REGOLAMENTO EDILIZIO

Premesso che riteniamo necessario che il Comune di Cesano Boscone si doti di un Regolamento Edilizio al passo con i tempi, in cui il risparmio energetico e l’utilizzo di energie alternative rinnovabili, trovino applicazioni negli interventi edilizi per concorrere ad uno sviluppo ambientale sostenibile del nostro territorio.

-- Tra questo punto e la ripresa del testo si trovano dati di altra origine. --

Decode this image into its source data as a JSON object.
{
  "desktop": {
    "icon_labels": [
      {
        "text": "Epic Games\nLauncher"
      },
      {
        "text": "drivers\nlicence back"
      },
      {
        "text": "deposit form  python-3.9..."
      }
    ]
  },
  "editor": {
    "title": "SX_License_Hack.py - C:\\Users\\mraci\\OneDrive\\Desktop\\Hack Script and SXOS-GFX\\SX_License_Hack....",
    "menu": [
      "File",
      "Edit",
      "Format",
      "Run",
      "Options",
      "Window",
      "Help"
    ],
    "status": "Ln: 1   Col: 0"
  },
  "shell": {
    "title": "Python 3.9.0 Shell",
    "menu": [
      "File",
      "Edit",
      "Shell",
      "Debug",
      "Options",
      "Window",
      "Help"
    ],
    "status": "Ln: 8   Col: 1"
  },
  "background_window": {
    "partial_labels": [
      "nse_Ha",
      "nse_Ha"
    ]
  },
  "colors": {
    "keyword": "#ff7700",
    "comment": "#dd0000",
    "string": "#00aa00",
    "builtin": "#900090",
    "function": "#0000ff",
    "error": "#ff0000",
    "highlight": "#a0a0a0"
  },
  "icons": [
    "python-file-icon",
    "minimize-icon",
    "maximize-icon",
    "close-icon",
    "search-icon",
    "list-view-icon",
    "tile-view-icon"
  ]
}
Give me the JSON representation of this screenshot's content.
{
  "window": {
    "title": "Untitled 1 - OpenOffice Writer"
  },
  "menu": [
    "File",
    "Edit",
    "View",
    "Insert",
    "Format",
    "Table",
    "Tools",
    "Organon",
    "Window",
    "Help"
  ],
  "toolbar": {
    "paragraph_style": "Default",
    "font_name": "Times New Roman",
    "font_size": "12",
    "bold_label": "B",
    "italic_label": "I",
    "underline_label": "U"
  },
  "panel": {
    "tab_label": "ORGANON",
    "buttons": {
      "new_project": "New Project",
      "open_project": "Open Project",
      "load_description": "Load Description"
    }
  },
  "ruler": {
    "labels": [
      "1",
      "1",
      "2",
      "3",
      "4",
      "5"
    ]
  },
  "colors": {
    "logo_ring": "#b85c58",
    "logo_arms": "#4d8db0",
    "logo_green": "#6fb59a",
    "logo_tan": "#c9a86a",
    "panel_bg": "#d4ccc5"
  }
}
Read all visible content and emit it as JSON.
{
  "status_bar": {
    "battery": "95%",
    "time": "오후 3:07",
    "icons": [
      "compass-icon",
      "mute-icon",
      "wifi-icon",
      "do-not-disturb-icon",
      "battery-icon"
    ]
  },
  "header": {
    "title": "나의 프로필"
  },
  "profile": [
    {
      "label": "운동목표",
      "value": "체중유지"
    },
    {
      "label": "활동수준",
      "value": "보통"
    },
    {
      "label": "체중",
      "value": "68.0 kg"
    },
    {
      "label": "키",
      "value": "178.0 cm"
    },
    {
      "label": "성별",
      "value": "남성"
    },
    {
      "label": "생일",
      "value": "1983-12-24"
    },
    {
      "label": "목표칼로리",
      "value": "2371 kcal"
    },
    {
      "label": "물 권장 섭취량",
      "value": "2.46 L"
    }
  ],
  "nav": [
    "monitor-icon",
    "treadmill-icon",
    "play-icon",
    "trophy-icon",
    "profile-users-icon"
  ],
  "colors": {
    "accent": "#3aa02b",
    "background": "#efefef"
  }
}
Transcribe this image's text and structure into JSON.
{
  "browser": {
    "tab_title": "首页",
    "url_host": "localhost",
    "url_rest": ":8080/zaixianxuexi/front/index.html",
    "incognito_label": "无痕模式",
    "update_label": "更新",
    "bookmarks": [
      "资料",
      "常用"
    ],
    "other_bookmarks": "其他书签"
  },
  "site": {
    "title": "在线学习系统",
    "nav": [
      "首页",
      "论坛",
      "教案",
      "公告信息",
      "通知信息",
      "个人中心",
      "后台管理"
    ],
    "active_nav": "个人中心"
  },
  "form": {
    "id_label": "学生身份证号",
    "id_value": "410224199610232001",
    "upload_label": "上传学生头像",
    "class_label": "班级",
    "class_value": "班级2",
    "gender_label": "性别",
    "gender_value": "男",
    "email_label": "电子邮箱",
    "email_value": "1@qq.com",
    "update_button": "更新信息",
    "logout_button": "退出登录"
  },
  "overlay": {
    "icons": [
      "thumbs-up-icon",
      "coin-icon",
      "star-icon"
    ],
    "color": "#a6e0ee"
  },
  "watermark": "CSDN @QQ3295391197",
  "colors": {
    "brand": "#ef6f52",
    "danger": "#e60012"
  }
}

Tanto è vero, che abbiamo chiesto di partecipare come Commissione Istituzionale agli incontri con la Commissione Territorio, per contribuire attivamente al dibattito sul Regolamento Edilizio.

Premesso questo, ricordiamo che abbiamo sempre ritenuto questa Giunta arrogante, presuntuosa e spocchiosa. Questo non per antipatia personale o per avversione politica, ma semplicemente per il modo in cui sistematicamente ignora le proposte della minoranza su argomenti che interessano tutti i cittadini.

Avevamo avuto modo già diverse volte in passato e principalmente in occasione della nascita della “Società Patrimoniale”, di verificare il modo sprezzante con cui si rapporta con la minoranza.

Questo atteggiamento deriva dal fatto che il centro-sinistra, ha in Consiglio Comunale, i numeri per votarsi le proprie delibere indipendentemente dal contributo della minoranza.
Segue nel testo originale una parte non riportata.